In 2006, Azhagi was the recipient of the Manthan Award of India's Digital Empowerment Foundation and the World Summit Award project, in the category Localization. In the same year Azhagi was identified as a "success story" by Microsoft's Bhashaindia.com Indic language computing site.

== Features ==
Azhagi is the first successful Tamil transliteration tool which has many users throughout the world. Azhagi helps the user to create and edit contents in several Indian languages including Tamil, Hindi, Sanskrit, Telugu, Kannada, Malayalam, Marathi, Konkani, Gujarati, Bengali, Punjabi, Oriya and Assamese without having to know how to type in these languages. Text of these languages can be produced only typing the phonetic equivalent of English.
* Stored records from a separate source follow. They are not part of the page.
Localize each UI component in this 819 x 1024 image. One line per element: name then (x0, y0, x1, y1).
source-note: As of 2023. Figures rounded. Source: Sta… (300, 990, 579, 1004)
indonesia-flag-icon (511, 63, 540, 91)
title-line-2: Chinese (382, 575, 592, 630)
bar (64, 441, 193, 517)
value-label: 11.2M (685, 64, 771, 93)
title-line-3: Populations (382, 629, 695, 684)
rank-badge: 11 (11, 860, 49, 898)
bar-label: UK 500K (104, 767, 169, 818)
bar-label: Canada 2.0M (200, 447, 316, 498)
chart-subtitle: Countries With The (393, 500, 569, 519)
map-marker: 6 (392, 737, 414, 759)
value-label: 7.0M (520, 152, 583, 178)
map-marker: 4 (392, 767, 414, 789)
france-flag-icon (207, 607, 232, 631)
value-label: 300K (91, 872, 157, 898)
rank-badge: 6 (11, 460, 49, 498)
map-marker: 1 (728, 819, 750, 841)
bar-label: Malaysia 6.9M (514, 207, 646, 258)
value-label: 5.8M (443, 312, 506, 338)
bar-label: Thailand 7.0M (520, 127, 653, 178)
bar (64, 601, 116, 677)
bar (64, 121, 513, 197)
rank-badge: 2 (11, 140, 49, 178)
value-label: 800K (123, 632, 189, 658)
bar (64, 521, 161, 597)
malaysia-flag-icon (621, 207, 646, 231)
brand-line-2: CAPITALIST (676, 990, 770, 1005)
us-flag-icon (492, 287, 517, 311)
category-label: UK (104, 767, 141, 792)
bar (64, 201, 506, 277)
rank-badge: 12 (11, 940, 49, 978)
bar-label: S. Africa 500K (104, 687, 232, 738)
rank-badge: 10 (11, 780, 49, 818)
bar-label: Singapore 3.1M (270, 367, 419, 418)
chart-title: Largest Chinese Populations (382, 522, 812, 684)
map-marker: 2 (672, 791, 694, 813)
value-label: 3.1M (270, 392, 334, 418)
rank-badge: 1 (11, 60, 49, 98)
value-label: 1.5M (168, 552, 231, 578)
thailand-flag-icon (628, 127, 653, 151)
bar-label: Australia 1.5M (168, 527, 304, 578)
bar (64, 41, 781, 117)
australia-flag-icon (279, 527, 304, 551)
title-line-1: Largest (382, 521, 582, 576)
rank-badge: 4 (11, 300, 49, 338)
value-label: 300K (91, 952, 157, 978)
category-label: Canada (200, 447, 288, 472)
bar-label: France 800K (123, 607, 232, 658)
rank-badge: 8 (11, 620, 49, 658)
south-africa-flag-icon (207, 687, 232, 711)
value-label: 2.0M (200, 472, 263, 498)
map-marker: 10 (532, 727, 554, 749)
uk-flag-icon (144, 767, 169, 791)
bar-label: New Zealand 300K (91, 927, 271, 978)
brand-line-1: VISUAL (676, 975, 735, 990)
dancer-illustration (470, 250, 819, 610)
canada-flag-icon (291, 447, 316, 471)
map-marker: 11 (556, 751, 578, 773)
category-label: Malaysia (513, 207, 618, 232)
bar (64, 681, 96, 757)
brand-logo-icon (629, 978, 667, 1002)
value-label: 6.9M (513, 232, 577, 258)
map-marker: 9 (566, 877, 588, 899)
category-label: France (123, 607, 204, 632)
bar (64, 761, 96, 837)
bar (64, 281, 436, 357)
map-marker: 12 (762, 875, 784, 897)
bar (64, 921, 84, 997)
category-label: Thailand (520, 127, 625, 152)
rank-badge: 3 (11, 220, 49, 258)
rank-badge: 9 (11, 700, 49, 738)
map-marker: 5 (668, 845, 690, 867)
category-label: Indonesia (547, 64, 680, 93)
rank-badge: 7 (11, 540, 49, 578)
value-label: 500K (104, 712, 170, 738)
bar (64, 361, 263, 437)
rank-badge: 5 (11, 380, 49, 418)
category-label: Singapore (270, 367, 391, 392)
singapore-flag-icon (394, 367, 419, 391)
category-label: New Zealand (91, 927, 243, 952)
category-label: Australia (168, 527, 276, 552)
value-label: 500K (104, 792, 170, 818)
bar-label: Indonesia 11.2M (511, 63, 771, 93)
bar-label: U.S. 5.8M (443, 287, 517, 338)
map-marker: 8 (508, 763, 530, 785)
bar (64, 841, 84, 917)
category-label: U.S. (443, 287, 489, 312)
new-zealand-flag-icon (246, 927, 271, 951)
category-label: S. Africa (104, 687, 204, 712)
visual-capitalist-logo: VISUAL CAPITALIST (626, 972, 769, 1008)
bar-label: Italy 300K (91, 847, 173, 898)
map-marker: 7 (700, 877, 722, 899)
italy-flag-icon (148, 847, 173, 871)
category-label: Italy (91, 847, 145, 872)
Azhagi can be embedded for direct typing text of these languages in applications apart from Notepad, including Microsoft products like MS Office, OpenOffice.org and also other applications all the web browsers.

Azhagi initially developed as a Tamil word processor having its own screen for typing contents in Tamil. The user can optionally select a dual screen or a single screen for transliteration. The Tamil text corresponding to the English text forming the phonetic equivalent of Tamil typed in the upper half of the screen is displayed in the lower half. This feature enables the user to ascertain the correctness of contents being typed. The single screen option can be chosen by users who have become familiar with the key mappings to be able to see larger portion of text than that seen in dual screen mode.

The mapping summary that lists the English alphabets to be typed to get every Tamil alphabet is presented in the form of a concise table in the Azhagi Screen. This guides the new user who is yet to become familiar with the key mappings in finding the correct for every alphabet. The text displayed in Azhagi screen is with TSCII encoding. A Unicode editor for typing Tamil text in UTF-8 encoding with a separate display screen comes together with Azhagi.

Azhagi has another novel application known as Azhagi+ that enables wider range of settings and options to the user.

1. Azhagi+ Enables typing in Indic languages in Windows XP in MS-Word, it doesn't require to enable Unicode explicitly.
2. It gives Portable Support so that one can use it from pen-drive itself
3. One can have one's own hotkey for any LFK (Language + Font + Keyboard Layout combination) (no need to be dependent on F10 which may not work in laptops if function key configurations are changed)
4. There is Dynamic in-built help for keymappings of all languages (no need to refer online help pages)
5. One can change existing key mappings in any manner for any LFK (Language + Font + Keyboard Layout combination) in an easy and straightforward manner - quite unique among the Indic computing
6. One can create one's own keyboard layout for any LFK.

== Android Version ==
In 2016, Azhagi has launched the Mobile App for Android users with the custom transliteration feature. Though this app is created based on Indic Keyboard, it supports both the transliteration and transcription.

== Development team ==
B. Vishwanathan, a software professional, developed Azhagi after he quit from Tata Consultancy Services due to illness. During 1999, the transliteration tools in Tamil had a lot of rough edges. Most importantly, it was not user-friendly. It was then, Viswanathan resolved to develop a user-friendly English-to-Tamil transliteration software. Later in 2000, Azhagi was released and he named the software Azhagi, to symbolise his wife's 'beautiful' heart.

== Support from users ==
Lot of websites, software, documents which uses the Tamil font make use of the Azhagi and it has support from the user and they are displaying their thanks giving note on their blogs and web pages. In addition to the transliteration tool, Azhagi also provides links to hundreds of free Tamil fonts in Unicode, TSCII, TAB and TAM format.
It is recommended by lot of users and its popularity is also increased gradually.

== Awards and recognition ==
- B. Vishwanathan was awarded the Manthan Award in 2006, for the development of dual screen transliteration tool Azhagi.
- In July 2004, chennaionline described B. Vishwanathan as a computer expert for his invention of Azhagi.
- In November 2004, Nilacharal described Vishwanathan as Thamizh Valarkkum Arignar, which means, Tamil Developing Scholar for the invention of Azhagi.